I know a well educated woman with the ability to sign multimillion dollar loans, do high finance and crunch numbers like a genius, that had to be told to stay away from the Grizzly bear and her cub.

Hell there are a staggering number of members here, that I think are extremely intelligent. So it baffles me when I see them spout such stupidity and buy any story that comes off their ideological press filter.
 

EagleSmack

Hall of Fame Member
Feb 16, 2005
44,168
96
48
USA
Oh boy... both men and women can absolutely FLIP out when it comes to love gone awry.

Intelligence and commonsense are not the same thing.

I know a well educated woman with the ability to sign multimillion dollar loans, do high finance and crunch numbers like a genius, that had to be told to stay away from the Grizzly bear and her cub.

.

Do go on!
 

CDNBear

Custom Troll
Sep 24, 2006
43,839
207
63
Ontario
Do go on!
Dare I admit that it was my Mom, while out west on business?

As she recounted the story to my Father and I, the two of us just stood there with our jaws on the floor.

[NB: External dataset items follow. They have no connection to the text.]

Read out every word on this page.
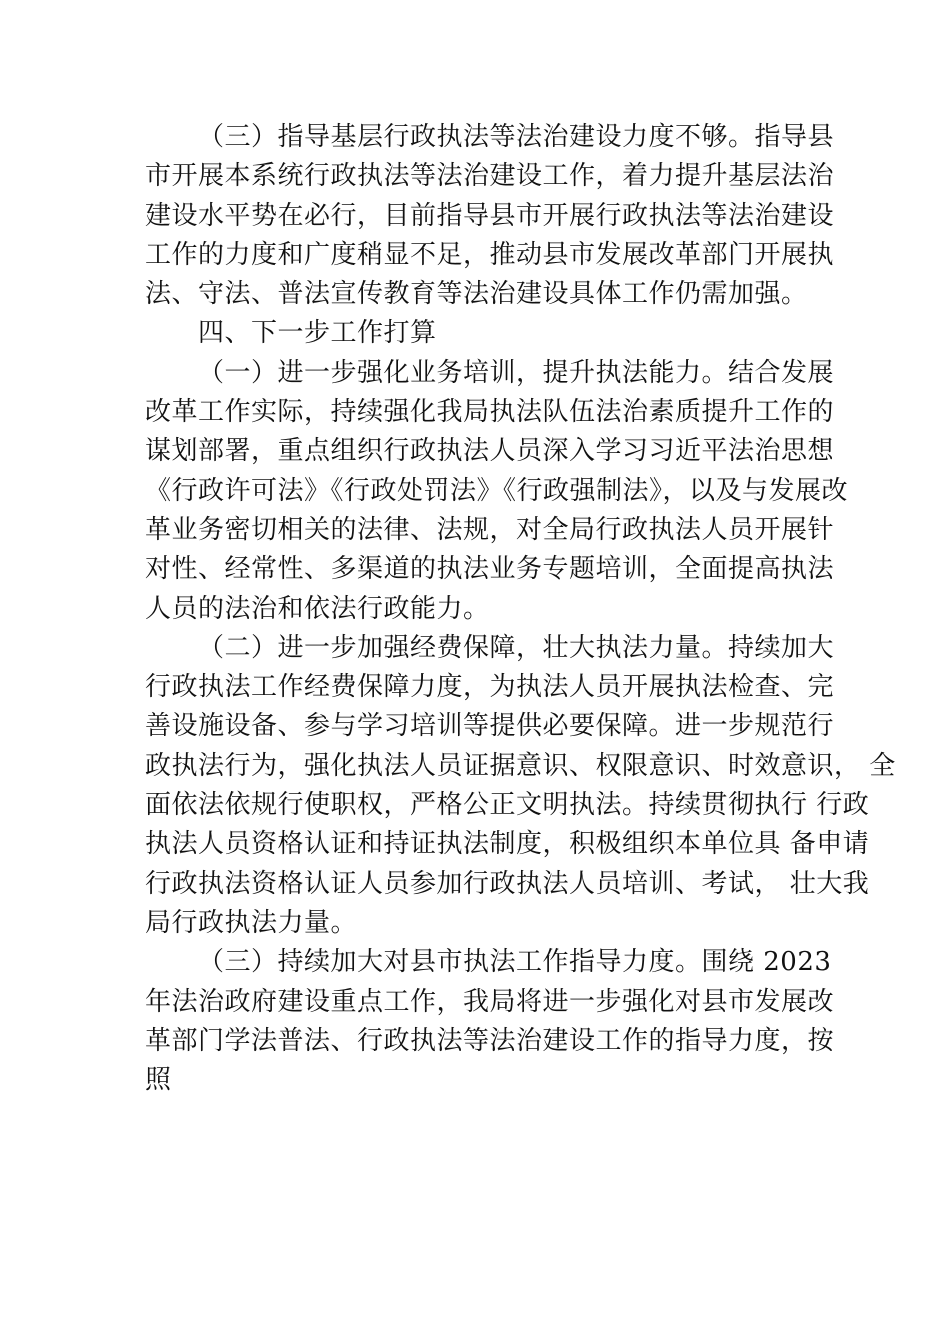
（三）指导基层行政执法等法治建设力度不够。指导县
市开展本系统行政执法等法治建设工作，着力提升基层法治
建设水平势在必行，目前指导县市开展行政执法等法治建设
工作的力度和广度稍显不足，推动县市发展改革部门开展执
法、守法、普法宣传教育等法治建设具体工作仍需加强。
四、下一步工作打算
（一）进一步强化业务培训，提升执法能力。结合发展
改革工作实际，持续强化我局执法队伍法治素质提升工作的
谋划部署，重点组织行政执法人员深入学习习近平法治思想
《行政许可法》《行政处罚法》《行政强制法》，以及与发展改
革业务密切相关的法律、法规，对全局行政执法人员开展针
对性、经常性、多渠道的执法业务专题培训，全面提高执法
人员的法治和依法行政能力。
（二）进一步加强经费保障，壮大执法力量。持续加大
行政执法工作经费保障力度，为执法人员开展执法检查、完
善设施设备、参与学习培训等提供必要保障。进一步规范行
政执法行为，强化执法人员证据意识、权限意识、时效意识， 全
面依法依规行使职权，严格公正文明执法。持续贯彻执行 行政
执法人员资格认证和持证执法制度，积极组织本单位具 备申请
行政执法资格认证人员参加行政执法人员培训、考试， 壮大我
局行政执法力量。
（三）持续加大对县市执法工作指导力度。围绕 2023
年法治政府建设重点工作，我局将进一步强化对县市发展改
革部门学法普法、行政执法等法治建设工作的指导力度，按
照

In complete disbelief.

The van she was in, passed a Mother Grizzly, complete with cub in the grass along the highway. They thought it would be smart to back up, get out and try and get closer for a better picture.

An Alberta MNR CO, passing by, stopped, calmly approached the group of idiots, pistol in hand and asked them kindly to go to his truck, where they were all cautioned, and told the next time, whether they get attacked or not, they'd be fined.

I was honestly dumbstruck. The woman is an accomplished banker, university educated, and for the most part, quite freaking bright.

For the life of me, I can not wrap my head around why her and her colleagues thought this was a great idea.

She now understands, that what she did was pure stupidity. Thank Gawd it came without the harder of the two lessons that could have been learned.
 

EagleSmack

Hall of Fame Member
Feb 16, 2005
44,168
96
48
USA
Now that is a good story.

I've never seen a bear in the wild. Would a Momma Grizzly attack a car?